Non meno sagaci i versi dedicati alla Fontana Luminosa dell’Aquila, non ancora divulgati che, succintamente l’autrice ha spoilerato: A custodir funzione vostra la vetta che è madre/d’acqua santa e femmina ha carestia il giorno/ da un sol comune grembo a figlia, da un sol comune grembo a sorelle…

Non solo opere d’arte ad ispirarla; apprezzato e custodito con cura il componimento “Nostro Tratturo”, donato all’IIS Arrigo Serpieri di Castel di Sangro che è ode ai tratturi i quali vengono riconosciuti dalla Donatelli come safene per la vita:  Eterno e sancito il diritto a muovere a giuridico ristoro/via orienta a vettovaglia misera e onesta/Cammino del noi da valli a cime/in terra da storia incisa meta di giorni di raccolto probo, a spartir l’andatura…

Non si contano poi, i componimenti  poetici dedicati a paesi, a santi patroni, a fiumi o a contesti a volte bizzarri.

Questo terzo anniversario dell’ #poesiaovunque si  avvolge nei meriti e nei riconoscimenti che, alla poesia, sta riconoscendo Sua Santità. Il libro Viva la Poesia di Papà Francesco riconosce alla poesia la capacità di farsi messaggio evangelico, di elevare e di riportare alla capacità dell’ascolto del bisogno e del bello. Papa Francesco “incarica”, anche, la poesia di raccontare l’arte e le bellezze del creato. Non vi è uscio che resta chiuso dinnanzi alla poesia, non vi è fenditura che la poesia non possa aiutare nel processo di rimarginazione. I versi non devono essere collocati in luoghi remoti, devono essere i commensali di ogni pasto, i guanciali di ogni notte e l’acqua sul viso al mattino.
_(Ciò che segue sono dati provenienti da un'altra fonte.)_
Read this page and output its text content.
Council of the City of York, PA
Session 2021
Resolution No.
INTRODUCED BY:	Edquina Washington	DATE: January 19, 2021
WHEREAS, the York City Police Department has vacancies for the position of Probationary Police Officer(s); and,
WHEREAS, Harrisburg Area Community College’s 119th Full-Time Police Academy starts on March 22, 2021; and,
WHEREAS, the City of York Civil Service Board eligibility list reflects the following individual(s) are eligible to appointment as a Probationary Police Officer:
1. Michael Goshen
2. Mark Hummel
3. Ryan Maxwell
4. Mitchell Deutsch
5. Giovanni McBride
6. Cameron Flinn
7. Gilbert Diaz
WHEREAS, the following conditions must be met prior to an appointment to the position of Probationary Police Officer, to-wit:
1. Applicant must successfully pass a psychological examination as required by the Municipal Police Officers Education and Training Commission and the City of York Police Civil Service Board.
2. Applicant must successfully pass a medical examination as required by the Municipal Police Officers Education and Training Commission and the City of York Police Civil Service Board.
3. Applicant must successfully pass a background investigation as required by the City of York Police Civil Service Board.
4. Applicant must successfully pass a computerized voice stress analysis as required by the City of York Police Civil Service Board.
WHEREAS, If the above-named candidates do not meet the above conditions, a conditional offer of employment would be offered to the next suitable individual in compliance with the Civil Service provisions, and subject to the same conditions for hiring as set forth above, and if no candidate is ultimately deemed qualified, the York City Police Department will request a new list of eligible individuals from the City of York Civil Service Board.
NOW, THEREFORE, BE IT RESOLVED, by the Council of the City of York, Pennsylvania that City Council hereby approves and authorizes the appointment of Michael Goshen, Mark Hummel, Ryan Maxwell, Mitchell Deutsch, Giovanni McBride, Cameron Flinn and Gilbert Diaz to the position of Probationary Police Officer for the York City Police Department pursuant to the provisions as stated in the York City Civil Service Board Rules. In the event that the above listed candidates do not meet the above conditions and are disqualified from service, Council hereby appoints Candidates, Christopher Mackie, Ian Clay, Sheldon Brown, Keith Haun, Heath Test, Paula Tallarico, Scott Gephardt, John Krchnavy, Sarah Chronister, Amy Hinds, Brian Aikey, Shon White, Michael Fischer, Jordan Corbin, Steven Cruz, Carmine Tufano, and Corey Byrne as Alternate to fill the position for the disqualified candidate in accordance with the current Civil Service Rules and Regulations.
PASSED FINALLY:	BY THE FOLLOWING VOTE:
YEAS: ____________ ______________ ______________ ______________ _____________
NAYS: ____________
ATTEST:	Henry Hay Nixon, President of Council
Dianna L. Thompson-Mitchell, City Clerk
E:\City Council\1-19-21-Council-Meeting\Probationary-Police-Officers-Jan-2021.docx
La poesia che permea la Nostra, non conosce scorciatoie e non rinnega nulla. Viscerale il rapporto con Madre Natura che è fatto anche di libertà, ribellione, sessualità e irriverenza.   

E di quest’ultima dimensione si sazia la sua prossima fatica letteraria che, colma di poesia della libido, si annuncia in larga misura peccaminosa e lussuriosa.
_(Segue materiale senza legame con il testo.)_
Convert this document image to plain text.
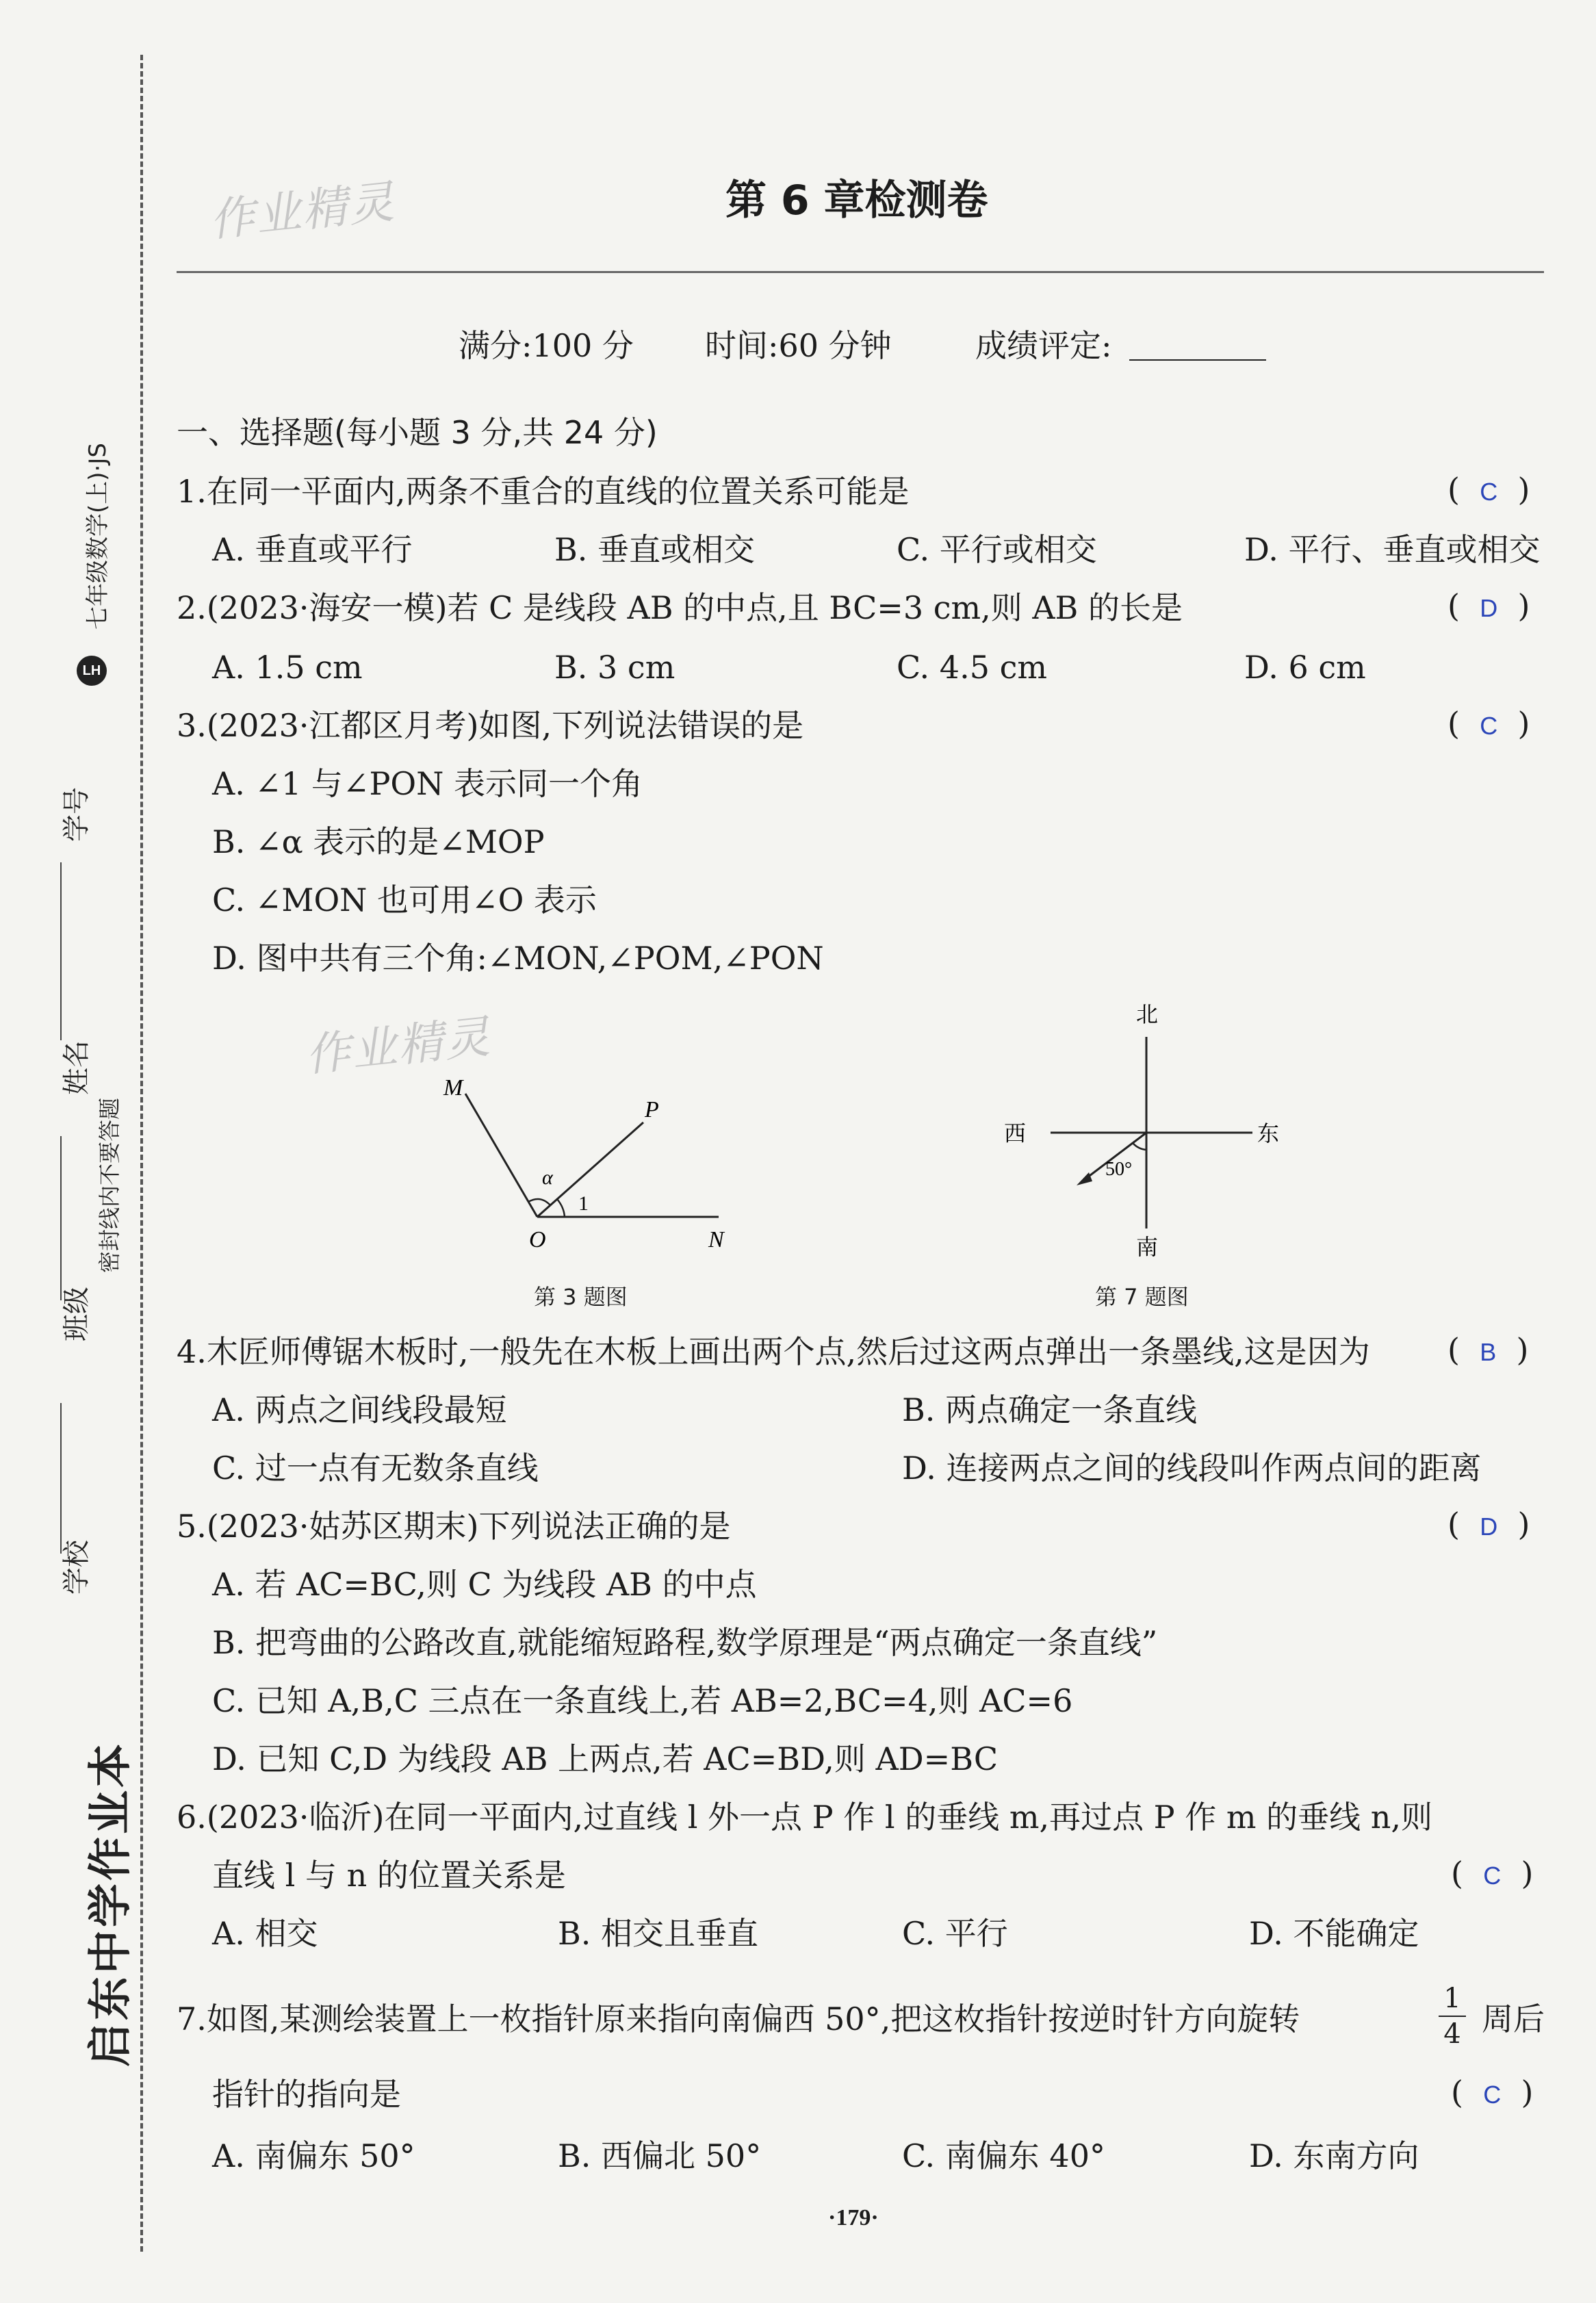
启东中学作业本
学校
班级
姓名
密封线内不要答题
学号
LH
七年级数学(上)·JS
作业精灵
作业精灵
第 6 章检测卷
满分:100 分 时间:60 分钟	成绩评定:
一、选择题(每小题 3 分,共 24 分)
1.在同一平面内,两条不重合的直线的位置关系可能是	(  C  )
A. 垂直或平行	B. 垂直或相交	C. 平行或相交	D. 平行、垂直或相交
2.(2023·海安一模)若 C 是线段 AB 的中点,且 BC=3 cm,则 AB 的长是	(  D  )
A. 1.5 cm	B. 3 cm	C. 4.5 cm	D. 6 cm
3.(2023·江都区月考)如图,下列说法错误的是	(  C  )
A. ∠1 与∠PON 表示同一个角
B. ∠α 表示的是∠MOP
C. ∠MON 也可用∠O 表示
D. 图中共有三个角:∠MON,∠POM,∠PON
M
P
O	N
α
1
第 3 题图
北
南
西	东
50°
第 7 题图
4.木匠师傅锯木板时,一般先在木板上画出两个点,然后过这两点弹出一条墨线,这是因为 (  B  )
A. 两点之间线段最短	B. 两点确定一条直线
C. 过一点有无数条直线	D. 连接两点之间的线段叫作两点间的距离
5.(2023·姑苏区期末)下列说法正确的是	(  D  )
A. 若 AC=BC,则 C 为线段 AB 的中点
B. 把弯曲的公路改直,就能缩短路程,数学原理是“两点确定一条直线”
C. 已知 A,B,C 三点在一条直线上,若 AB=2,BC=4,则 AC=6
D. 已知 C,D 为线段 AB 上两点,若 AC=BD,则 AD=BC
6.(2023·临沂)在同一平面内,过直线 l 外一点 P 作 l 的垂线 m,再过点 P 作 m 的垂线 n,则
直线 l 与 n 的位置关系是	(  C  )
A. 相交	B. 相交且垂直	C. 平行	D. 不能确定
7.如图,某测绘装置上一枚指针原来指向南偏西 50°,把这枚指针按逆时针方向旋转	$\frac{1}{4}$ 周后
指针的指向是	(  C  )
A. 南偏东 50°	B. 西偏北 50°	C. 南偏东 40°	D. 东南方向
·179·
La penna di Cesira e la sua poetica si pone ‘medium’ tra la bellezza e ciò che si compone di poesia per unire luoghi differenti e distanti, e far conoscere l’intimità di scorci nascosti o dimenticati, la poesia si assume la responsabilità di liberare ciò che in maniera peculiare appartiene a ciò che ci circonda creando occasioni di inaspettate conoscenze e crescita.

Il sentire connaturato che Cesira Donatelli riserva alla poesia è: “desidera e impossessati della poesia che è nell’ovunque!”

Auguri all’#hashtagpoesiaovunque per questo e i prossimi compleanni!